O'Keefe's little lies all serve his big lie: That there is a widespread epidemic of voter fraud in this country that necessitates voter ID laws. Both data and common sense show that this simply isn't the case. But those who seek passage of such laws are apparently willing to use any means necessary, even if it means highlighting the work of an activist who long ran out of credibility.
Indeed, since he began releasing dishonest voter fraud videos in January, O'Keefe has become the toast of the voter ID movement. He has been praised by New Black Panthers Party fabulist J. Christian Adams for having "exposed the truth about voter fraud" and lauded by longtime vote fraudster John Fund ("In Washington, it was child's play for O'Keefe to beat the system"), spoke at the national summit for the Tea Party-backed True the Vote, and appeared with South Carolina Attorney General Alan Wilson to discuss the need for voter ID.
On at least two occasions, right-wing members of Congress, specifically Reps.
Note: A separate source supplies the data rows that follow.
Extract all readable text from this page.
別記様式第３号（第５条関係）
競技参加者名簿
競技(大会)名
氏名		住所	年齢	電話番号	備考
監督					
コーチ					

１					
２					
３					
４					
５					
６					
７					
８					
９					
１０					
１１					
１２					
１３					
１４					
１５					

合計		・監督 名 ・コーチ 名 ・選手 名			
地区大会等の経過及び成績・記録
Trent Franks (R-AZ) and Steve King (R-IA),have raised O'Keefe's videos during congressional hearings, with King on one occasion questioning FBI director Robert Mueller about the tapes.
When you mischaracterize the status of all three of the voters you are supposedly reporting on, your reporting has no credibility. And with the rest of the voter fraud movement depending on O'Keefe to promote their issue, it's quickly becoming apparent that their own credibility is lacking as well.